The pupil is the black part in the center of the iris (the colored part of the eye). It is where light enters the eye, and it can dilate or constrict depending on how much light is present in a given situation. If you’ve ever been to the ophthalmologist or optometrist and had your eyes dilated, you know how sensitive you become to light as your pupils become wider than they normally would be.
When a pet has anisocoria, your vet will first try to answer two questions.
Which eye is abnormal?
Is the anisocoria a neurologic problem or an ophthalmic problem?
Because the abnormal pupil can be either larger or smaller than the normal pupil, it is important to determine which eye is normal. Knowing that the abnormal pupil is larger or smaller than it should be can give some clues as to the underlying reason for the anisocoria.

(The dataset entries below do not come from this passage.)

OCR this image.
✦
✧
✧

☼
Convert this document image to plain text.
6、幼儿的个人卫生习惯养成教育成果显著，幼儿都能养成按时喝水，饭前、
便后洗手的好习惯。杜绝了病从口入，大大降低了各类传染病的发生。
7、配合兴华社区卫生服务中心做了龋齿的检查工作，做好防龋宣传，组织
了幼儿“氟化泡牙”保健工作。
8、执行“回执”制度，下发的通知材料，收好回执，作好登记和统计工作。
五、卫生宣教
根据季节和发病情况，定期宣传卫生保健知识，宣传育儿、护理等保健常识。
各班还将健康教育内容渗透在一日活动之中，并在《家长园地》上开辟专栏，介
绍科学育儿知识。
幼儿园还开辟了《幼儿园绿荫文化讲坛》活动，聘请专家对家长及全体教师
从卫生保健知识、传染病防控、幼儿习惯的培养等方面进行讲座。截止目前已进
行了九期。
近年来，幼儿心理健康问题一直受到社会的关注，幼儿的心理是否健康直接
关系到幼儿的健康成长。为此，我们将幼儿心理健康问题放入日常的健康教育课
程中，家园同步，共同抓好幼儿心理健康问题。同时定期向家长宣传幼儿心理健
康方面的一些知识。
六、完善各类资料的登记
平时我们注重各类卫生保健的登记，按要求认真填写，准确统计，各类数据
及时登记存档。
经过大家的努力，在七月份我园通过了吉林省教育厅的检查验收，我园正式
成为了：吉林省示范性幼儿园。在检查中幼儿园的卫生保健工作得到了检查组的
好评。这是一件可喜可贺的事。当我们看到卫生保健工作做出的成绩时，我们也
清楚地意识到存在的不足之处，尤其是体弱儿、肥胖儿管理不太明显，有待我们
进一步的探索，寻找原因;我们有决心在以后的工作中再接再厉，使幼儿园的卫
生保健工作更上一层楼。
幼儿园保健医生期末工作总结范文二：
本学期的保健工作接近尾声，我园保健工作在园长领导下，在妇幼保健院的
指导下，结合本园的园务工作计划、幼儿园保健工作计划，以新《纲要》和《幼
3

The muscles that dilate and constrict the pupil are controlled the same way as other muscles in the body—they receive impulses from the brain through nerves. When any hitch it the neural pathway occurs, be it from the brain or along the nerve itself, the message to the pupil to constrict or dilate can get lost, causing the difference in pupil size. A common neurologic cause of anisocoria is head trauma or concussion.
Several ophthalmic conditions can cause anisocoria, including:
- ocular lymphoma (or any ocular cancer)
- degenerative iris atrophy
- ocular pain
And then there are just some medical conditions that are not strictly neurologic or ophthalmic conditions that can lead to anisocoria. The most common one of these (in cats, at least) is feline leukemia. Feline leukemia can cause feline spastic pupil syndrome, leading to anisocoria that comes and goes, and often moves from one eye to the other.
Horner’s syndrome is another common cause of anisocoria in dogs and cats. This syndrome encompasses four symptoms: anisocoria, elevated third eyelid, recessed eyeball, and droopy upper eyelid. Horner’s syndrome occurs due to disrupted enervation to the eye for a myriad of reasons. In dogs, about half of the cases of Horner’s are called idiopathic, meaning that an underlying cause cannot be found. The cause of Horner’s in cats is found much more often.
Anisocoria is not generally uncomfortable, as long as the underlying cause is not uncomfortable. Like the pain associated with a broken bone, anisocoria will not resolve until the underlying problem causing it is resolved. The presence of anisocoria can mean that something very serious is going on with your pet’s health. If you notice your pet’s pupils are consistently two different sizes regardless of changing light, it’s important to schedule an appointment with your vet to have it checked out.